Sevgili okurlarım, bildiğiniz gibi okullarda yüz yüze eğitim bugün başladı. Öğretmenlere aşı olmaları önerilirken, aşı olmayan öğretmenlerden zorunlu PCR testi isteniyor. Peki, uygulama nasıl? Okullar kapanır mı? Süreç nasıl işleyecek?
Milli Eğitim Bakanlığı, aşı kartı olmayan öğretmenlerden haftada iki gün PCR testi isteneceğini duyurmuştu. Okullarda yüz yüze eğitim başladı. Öğrencilerin coşkusu sınıflardan dışarı taşıyordu. Ancak öğretmenler bakanlığın talimatına ne kadar uyuyor? Talimat ne kadar doğru?
Zonguldak İl Milli Eğitim Müdürü Ali Tosun, aşı olmayan pek fazla öğretmen olmadığını belirterek “PCR testlerini şuan sadece dosyalıyoruz. Pazar ve çarşamba günlerinde öğretmenlerin PCR testi ibraz etmelerini istedik. Ne aşı olan ne de PCR testi yaptıran öğretmenler için ise bakanlıktan gelecek talimata göre hareket edeceğiz. Ayrıca Sağlık Bakanlığı ile entegre olarak bir okulda pozitif vaka çıkarsa okul müdürlerinin cep telefonlarına kısa mesajla anında bilgilendirme yapılacak. PCR ibraz etmeyen öğretmenlerle ilgili kesin bir durum yok. Zaten benim de karşılaştığım öğretmenlerden 1-2 kişi aşı olmamış Çoğu öğretmenimiz aşısını olmuş. Verileri dosyalama sürecinden sonra Bakanlık’tan gelecek talimata göre hareket edeceğiz.” dedi.
Aşı olmayan öğretmenlere haftada 2 kez PCR testi ibrazı zorunlu tutuldu ancak henüz bir yaptırım da belirlenmemiş.
Okullar Ne Olacak?
Türkiye’de günlük Covid-19 tablosunda vaka sayıları 20 bin bandında dolaşıyor, bazen altında bazen üstünde sayılar görüyoruz. Vefatlar ise günlük 250’nin üstünde seyrediyor. Daha düşük sayılar varken tam kapanma süreci yaşamıştık.
Zaman geçtikçe kapanmaların ekonomik sancıları daha da ağırlaşıyor. Yeni bir kapanma süreci derin yaralar açabilir.
Daha önceki yazılarımdan birinde öğrenci ekonomisine değinmiştim. Öğrencilerin, ülke içinde birçok sektörde para döngüsüne büyük katkı var.
Bu yüzden yeni bir kapanma sürecinin yaşanması ekonomik yaraları daha da derinleştirir.
Neden mi? Öğrenciler büyük oranda hazır tüketicilerdir. Hayatın her alanında tüketerek var olurlar.
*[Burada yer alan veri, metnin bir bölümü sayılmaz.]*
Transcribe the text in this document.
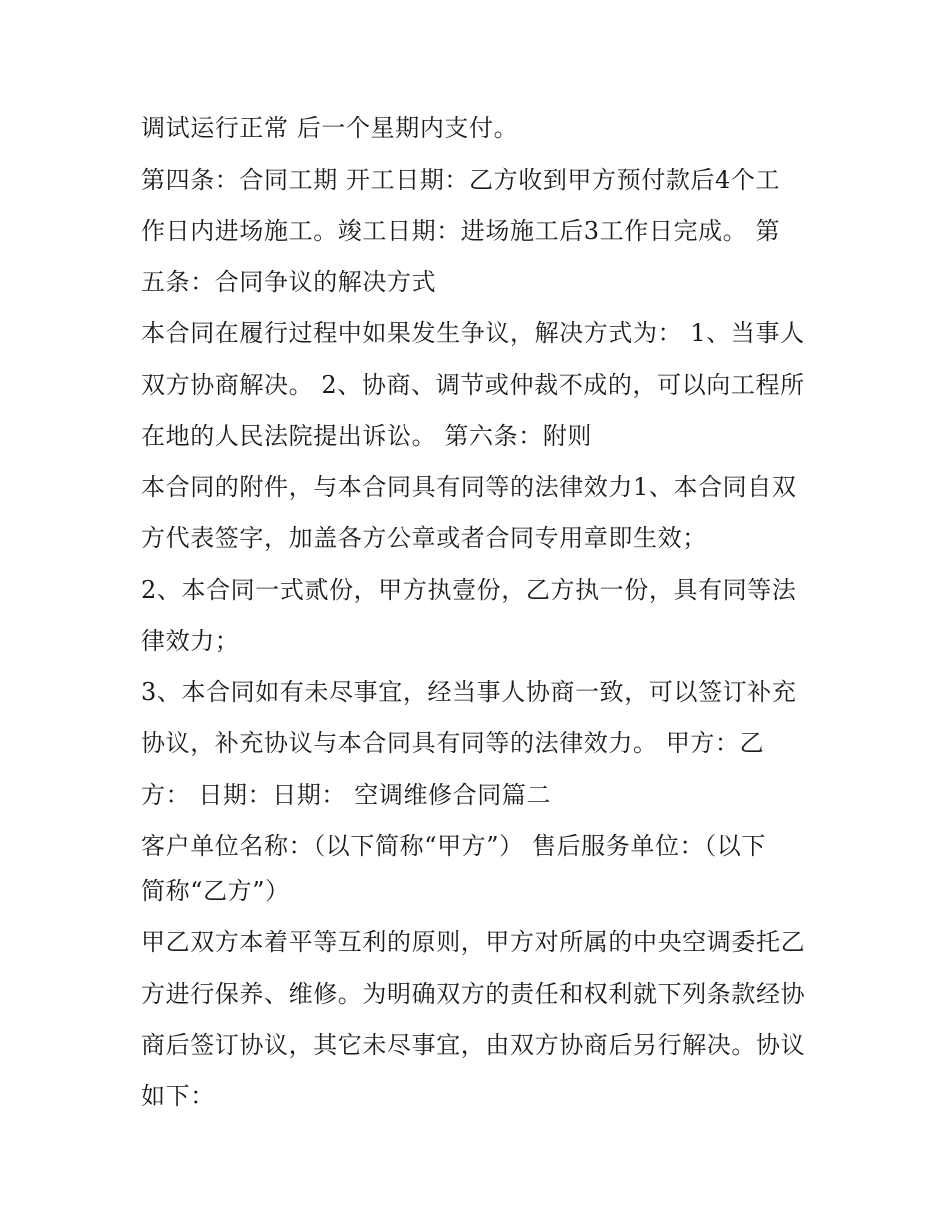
调试运行正常 后一个星期内支付。
第四条：合同工期 开工日期：乙方收到甲方预付款后4个工
作日内进场施工。竣工日期：进场施工后3工作日完成。 第
五条：合同争议的解决方式
本合同在履行过程中如果发生争议，解决方式为： 1、当事人
双方协商解决。 2、协商、调节或仲裁不成的，可以向工程所
在地的人民法院提出诉讼。 第六条：附则
本合同的附件，与本合同具有同等的法律效力1、本合同自双
方代表签字，加盖各方公章或者合同专用章即生效；
2、本合同一式贰份，甲方执壹份，乙方执一份，具有同等法
律效力；
3、本合同如有未尽事宜，经当事人协商一致，可以签订补充
协议，补充协议与本合同具有同等的法律效力。 甲方：乙
方： 日期：日期： 空调维修合同篇二
客户单位名称：（以下简称“甲方”） 售后服务单位：（以下
简称“乙方”）
甲乙双方本着平等互利的原则，甲方对所属的中央空调委托乙
方进行保养、维修。为明确双方的责任和权利就下列条款经协
商后签订协议，其它未尽事宜，由双方协商后另行解决。协议
如下：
Yer yer üretimde de yer alarak düşük ücretli iş gücü olurlar. Öğrenci ekonomisine dayalı kurulmuş işletmelerde çalışırlar. İşveren de öğrenci de bir şekilde zincirde yerini alır. Tabii, bu bahsettiğim daha çok üniversite öğrencileri için.
İlkokul ve lise öğrencileri için yüz yüze eğitim daha da önemli, kişisel gelişim açısından. Burada Milli Eğitim Bakanı Mahmut Özer’in bir açıklamasına değinmekte fayda var: “Okullarımız ilk açılan ve son kapatılan yerler olmalıdır.”
Şahsi fikrim yeni bir kısmi kapanma yaşayacağız. Sokağa çıkma kısıtlamaları olacak ancak eğitim kurumları özellikle de çocuklara hitap eden kurumlar açık kalacak.
Üniversiteler için bir şey demek zor. Henüz şehirler arası sirkülasyon tam olarak başlamadı. Üniversiteye yeni başlayacaklar kayıt işlemleri için bir hareketlilik içinde sadece. Ayrıca karar alan üniversiteler, hem yüz yüze hem uzaktan eğitim modelini bir arada uygulayacaklar.
Ancak ilkokul çocuklarını evde tutmak… Psikolojik gelişimlerinden fiziksel gelişimlerine kadar her şey üzerinde olumsuz etkisi var. Bakan’ın açıklaması da bu anlamda umut verici.
AVM’ler kapansın, sokakları mümkün mertebe boş tutalım ama okullar açık tutulmalı.
Kültür ve sanatı da bu minvalde fikri gelişim için ihmal etmemeliyiz…
Son sözü Mustafa Kemal Atatürk’e bırakalım “Sanatsız kalan bir milletin, hayat damarlarından biri kopmuş demektir."